David Robbie

Personal information
- Full name: David Middleton Robbie
- Date of birth: 6 October 1899
- Place of birth: Motherwell, Scotland
- Date of death: 4 December 1978 (aged 79)
- Place of death: Bury, England
- Position(s): Outside right

Senior career*
- Years: Team / Apps / (Gls)
- Bathgate
- 1921–1935: Bury / 420 / (102)
- 1935: Plymouth Argyle / 3 / (0)
- 1935: Manchester United (trial) / 1 / (0)
- 1935–1936: Margate
- 1936: Luton Town

Managerial career
- 1936–1938: Plymouth Argyle (coach)
- 1938–?: Bury (trainer)

= David Robbie (Scottish footballer) =

Scottish footballer

David Middleton Robbie (6 October 1899 – 4 December 1978) was a Scottish footballer who played as an outside right.
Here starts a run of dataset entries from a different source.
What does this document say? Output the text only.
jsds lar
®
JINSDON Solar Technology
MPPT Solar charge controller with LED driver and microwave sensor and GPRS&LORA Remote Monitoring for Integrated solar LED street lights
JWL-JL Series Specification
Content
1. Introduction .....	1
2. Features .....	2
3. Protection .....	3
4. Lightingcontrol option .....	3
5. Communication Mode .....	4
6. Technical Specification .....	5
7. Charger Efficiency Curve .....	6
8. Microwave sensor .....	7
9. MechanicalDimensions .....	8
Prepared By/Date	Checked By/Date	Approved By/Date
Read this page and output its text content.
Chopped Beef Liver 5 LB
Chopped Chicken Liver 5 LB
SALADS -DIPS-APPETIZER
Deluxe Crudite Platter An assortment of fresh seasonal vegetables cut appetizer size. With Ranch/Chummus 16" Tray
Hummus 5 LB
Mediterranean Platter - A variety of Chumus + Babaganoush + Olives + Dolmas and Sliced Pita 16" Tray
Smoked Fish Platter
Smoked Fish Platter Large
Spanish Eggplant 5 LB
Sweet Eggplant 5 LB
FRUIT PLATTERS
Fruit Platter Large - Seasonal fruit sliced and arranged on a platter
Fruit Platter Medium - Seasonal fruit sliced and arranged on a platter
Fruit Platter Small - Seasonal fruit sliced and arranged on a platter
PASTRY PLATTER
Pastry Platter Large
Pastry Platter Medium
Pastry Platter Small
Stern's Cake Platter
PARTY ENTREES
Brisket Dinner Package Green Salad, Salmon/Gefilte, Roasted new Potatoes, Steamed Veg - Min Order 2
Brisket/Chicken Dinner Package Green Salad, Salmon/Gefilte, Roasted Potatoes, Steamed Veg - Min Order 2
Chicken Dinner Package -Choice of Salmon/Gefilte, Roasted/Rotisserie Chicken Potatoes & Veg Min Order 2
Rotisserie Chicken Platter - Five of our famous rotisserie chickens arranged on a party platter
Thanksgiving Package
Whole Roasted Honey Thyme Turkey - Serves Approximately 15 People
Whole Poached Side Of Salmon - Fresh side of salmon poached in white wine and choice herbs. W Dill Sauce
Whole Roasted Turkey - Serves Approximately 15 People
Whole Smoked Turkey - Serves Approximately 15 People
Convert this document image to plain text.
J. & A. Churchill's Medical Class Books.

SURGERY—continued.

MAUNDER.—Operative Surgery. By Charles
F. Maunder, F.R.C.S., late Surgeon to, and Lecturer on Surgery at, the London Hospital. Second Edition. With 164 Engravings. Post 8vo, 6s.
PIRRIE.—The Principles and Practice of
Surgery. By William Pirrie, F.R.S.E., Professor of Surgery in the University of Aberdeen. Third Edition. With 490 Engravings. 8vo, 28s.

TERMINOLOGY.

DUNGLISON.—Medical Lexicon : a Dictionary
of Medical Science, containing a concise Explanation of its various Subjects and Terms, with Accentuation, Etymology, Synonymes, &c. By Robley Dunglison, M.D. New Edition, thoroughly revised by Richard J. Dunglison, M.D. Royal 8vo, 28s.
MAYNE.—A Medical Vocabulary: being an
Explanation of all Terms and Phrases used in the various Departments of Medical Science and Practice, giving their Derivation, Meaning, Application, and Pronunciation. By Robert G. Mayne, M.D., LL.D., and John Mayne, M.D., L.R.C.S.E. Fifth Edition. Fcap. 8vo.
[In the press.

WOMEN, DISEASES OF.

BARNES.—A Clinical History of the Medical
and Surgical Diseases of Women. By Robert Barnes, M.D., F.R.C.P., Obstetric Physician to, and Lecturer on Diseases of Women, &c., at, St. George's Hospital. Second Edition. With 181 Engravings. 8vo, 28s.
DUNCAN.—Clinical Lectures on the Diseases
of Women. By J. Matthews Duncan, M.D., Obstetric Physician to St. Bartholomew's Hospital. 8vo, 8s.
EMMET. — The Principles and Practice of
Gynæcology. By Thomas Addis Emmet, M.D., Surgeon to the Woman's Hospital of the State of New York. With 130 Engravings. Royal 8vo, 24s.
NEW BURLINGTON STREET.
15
Born in Motherwell, he began his career with Bathgate, before moving to England in 1921, where he spent 14 years playing for Bury, scoring 102 goals in 420 league appearances, including scoring four goals in a single match against Barnsley in the 1931–32 season. In July 1935, he joined Plymouth Argyle but made just three appearances in two months with the club before joining Manchester United on a one-month trial, at the end of which he joined Margate. Four months later, he joined Luton Town, before returning to Plymouth as a coach at the end of the 1935–36 season. Two years later, he moved back to Bury, where he served as the club's trainer until his retirement.